Canco owns all the shares of FA1, which owns all the shares of FA2 and all the member interests of FA3, which is a “non-resident corporation without share capital” as per s. 93.2(1). Based on the application of ss. 93.2(2)(a), (b) and (d), FA3 has 100 shares of a single class of its capital stock, which shares are deemed to have rights and obligations that are the same as those of the corresponding equity interests. FA1 transfers all of its shares of FA2 to FA3 as a capital contribution, i.e. no new member interests are issued by FA3. How would the CRA apply s. 95(2)(c)?
CRA responded:
[D]espite whatever textual challenges might exist… on a unified textual, contextual and purposive analysis paragraph 95(2)(c) applies so as to result in a rollover… .

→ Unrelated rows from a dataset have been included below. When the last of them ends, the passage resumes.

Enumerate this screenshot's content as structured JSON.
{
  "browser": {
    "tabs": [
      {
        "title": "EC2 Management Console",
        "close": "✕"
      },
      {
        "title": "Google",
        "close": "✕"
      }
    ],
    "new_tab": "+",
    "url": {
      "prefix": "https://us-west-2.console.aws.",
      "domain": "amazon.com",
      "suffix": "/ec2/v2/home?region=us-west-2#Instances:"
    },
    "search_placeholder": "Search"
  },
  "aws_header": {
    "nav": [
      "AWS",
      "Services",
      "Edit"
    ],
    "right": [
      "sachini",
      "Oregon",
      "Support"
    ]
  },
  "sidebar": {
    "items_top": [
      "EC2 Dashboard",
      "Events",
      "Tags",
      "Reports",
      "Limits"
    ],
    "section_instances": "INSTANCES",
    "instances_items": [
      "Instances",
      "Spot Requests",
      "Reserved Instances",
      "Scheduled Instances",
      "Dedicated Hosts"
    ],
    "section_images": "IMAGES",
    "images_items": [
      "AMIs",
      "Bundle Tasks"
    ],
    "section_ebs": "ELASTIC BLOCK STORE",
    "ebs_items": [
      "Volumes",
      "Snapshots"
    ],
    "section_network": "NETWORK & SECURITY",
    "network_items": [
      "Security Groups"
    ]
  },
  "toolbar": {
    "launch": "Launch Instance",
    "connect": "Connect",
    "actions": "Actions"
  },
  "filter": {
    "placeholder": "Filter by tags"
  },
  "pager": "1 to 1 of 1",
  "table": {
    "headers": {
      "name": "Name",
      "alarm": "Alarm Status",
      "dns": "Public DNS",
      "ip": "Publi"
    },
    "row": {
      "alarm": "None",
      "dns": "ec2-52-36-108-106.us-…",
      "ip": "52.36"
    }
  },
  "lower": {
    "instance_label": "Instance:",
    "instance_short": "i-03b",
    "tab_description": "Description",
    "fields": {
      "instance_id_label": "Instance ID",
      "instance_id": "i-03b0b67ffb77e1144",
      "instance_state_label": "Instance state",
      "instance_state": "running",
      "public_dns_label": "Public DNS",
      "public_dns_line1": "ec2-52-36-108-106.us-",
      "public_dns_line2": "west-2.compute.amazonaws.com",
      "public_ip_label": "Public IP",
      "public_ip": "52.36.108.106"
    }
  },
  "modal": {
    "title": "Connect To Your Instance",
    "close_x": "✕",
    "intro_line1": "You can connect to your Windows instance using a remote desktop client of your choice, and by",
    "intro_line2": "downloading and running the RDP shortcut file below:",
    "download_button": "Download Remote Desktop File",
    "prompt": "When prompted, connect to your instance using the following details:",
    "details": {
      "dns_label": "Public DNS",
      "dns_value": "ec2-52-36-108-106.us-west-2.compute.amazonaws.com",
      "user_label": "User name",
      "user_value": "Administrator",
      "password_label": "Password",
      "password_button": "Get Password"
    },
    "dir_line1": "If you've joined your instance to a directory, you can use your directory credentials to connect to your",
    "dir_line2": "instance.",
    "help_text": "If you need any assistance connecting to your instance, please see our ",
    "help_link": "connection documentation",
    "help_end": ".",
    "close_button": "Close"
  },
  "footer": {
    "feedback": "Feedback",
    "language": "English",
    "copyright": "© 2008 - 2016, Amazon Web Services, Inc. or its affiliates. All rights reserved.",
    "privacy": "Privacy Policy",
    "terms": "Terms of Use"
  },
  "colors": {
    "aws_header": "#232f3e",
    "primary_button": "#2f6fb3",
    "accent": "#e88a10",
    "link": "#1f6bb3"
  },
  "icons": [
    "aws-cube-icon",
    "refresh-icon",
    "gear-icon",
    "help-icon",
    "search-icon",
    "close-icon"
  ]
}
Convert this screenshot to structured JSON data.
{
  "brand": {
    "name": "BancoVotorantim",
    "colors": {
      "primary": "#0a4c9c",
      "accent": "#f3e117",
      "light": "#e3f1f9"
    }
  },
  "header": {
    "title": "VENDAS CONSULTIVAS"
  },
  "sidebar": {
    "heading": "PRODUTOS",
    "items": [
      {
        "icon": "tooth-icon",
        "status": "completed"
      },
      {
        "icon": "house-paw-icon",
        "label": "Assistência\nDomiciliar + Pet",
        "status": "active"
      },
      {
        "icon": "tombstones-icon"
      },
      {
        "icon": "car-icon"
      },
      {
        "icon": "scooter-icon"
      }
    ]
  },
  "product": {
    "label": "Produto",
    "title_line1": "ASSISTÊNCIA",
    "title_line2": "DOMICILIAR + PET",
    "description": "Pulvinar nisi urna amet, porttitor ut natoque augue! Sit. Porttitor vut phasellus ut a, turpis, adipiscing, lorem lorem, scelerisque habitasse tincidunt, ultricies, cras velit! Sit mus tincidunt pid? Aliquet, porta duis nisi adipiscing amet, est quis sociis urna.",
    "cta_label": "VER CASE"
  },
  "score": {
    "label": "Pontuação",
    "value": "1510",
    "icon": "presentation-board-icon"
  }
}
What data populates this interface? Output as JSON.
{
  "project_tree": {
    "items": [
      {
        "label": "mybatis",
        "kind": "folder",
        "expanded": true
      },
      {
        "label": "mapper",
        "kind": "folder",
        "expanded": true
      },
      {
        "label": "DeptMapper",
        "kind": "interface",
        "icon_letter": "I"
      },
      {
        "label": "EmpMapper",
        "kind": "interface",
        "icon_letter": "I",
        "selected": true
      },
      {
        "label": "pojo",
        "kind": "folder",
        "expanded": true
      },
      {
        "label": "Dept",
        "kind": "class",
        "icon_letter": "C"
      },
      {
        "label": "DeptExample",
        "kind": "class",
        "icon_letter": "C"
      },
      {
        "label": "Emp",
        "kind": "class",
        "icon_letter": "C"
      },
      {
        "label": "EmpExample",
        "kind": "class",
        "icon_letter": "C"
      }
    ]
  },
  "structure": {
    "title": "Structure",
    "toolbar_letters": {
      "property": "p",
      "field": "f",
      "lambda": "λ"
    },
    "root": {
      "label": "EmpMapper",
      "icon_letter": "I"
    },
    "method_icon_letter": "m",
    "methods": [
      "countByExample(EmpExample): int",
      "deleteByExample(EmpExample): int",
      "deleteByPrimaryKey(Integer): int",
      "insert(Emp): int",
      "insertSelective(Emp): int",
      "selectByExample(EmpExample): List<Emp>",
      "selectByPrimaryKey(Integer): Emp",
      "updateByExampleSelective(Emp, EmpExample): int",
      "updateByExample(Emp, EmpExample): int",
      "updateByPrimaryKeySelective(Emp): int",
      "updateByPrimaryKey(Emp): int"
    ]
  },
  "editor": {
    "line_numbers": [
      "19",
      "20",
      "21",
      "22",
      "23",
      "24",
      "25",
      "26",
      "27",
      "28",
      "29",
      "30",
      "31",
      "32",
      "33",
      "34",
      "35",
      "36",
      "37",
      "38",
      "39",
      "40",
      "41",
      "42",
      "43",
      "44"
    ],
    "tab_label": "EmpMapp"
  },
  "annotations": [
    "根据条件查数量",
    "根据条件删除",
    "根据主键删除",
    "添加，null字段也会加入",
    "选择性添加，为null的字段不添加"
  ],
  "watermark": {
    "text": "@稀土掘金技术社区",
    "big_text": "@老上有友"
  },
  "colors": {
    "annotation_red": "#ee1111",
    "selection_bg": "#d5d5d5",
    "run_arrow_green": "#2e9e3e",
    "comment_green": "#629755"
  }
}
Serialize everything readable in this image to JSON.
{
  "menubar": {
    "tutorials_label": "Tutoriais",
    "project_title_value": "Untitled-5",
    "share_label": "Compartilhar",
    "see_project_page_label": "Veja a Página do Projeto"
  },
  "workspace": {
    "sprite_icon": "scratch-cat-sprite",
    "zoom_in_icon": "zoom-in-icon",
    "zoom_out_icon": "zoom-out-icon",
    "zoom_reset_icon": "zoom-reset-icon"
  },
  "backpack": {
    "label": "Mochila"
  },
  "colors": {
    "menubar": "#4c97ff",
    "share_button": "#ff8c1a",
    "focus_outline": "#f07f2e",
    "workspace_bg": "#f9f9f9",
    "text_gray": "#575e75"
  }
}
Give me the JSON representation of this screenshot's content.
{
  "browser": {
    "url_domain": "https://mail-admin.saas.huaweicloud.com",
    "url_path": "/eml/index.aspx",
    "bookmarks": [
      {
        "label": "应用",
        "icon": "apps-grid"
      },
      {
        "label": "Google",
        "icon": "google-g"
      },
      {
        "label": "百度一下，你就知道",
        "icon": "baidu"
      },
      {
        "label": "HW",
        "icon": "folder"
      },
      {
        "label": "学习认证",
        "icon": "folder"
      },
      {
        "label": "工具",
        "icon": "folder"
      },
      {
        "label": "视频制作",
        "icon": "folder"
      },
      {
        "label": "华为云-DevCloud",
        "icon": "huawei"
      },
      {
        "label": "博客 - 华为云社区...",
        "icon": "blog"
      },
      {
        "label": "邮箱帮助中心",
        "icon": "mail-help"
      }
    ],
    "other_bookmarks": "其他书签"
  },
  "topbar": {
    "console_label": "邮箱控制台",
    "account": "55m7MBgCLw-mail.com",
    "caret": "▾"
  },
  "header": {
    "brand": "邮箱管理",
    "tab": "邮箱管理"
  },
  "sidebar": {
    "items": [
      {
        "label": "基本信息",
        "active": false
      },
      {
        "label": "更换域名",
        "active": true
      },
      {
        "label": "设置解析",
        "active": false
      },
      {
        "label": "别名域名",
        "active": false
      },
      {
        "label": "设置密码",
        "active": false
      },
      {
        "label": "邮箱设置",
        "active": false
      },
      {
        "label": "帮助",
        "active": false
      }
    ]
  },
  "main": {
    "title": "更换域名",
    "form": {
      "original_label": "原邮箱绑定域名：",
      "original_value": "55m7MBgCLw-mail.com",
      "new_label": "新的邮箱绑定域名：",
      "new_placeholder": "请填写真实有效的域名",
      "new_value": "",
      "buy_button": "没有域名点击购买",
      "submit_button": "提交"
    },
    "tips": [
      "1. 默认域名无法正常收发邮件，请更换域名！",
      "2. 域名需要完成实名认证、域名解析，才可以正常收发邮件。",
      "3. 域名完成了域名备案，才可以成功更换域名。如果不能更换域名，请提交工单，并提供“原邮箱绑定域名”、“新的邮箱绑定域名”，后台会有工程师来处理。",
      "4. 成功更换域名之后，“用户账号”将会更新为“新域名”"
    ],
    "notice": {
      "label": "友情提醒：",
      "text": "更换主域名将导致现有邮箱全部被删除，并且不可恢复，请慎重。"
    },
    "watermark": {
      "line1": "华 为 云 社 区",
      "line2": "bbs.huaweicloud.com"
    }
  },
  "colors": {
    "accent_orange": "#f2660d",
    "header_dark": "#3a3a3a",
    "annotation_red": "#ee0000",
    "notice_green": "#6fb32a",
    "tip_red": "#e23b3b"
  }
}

More specifically, provided this transfer is done in a manner that increases the fair market value of the deemed class of shares of the capital stock of the “non-resident corporation without share capital” (FA3) by an amount equal to the fair market value of the FA2 shares transferred and provided no election is made under paragraph 93.2(3)(b), paragraph 95(2)(c) would apply with the result that the cost of the FA3 shares that are deemed to be owned by FA1 immediately before the transfer will be increased by an amount equal to the relevant cost base to FA1 of the shares of FA2 so transferred and FA1 will be deemed to have disposed of the shares of FA2 for that same amount.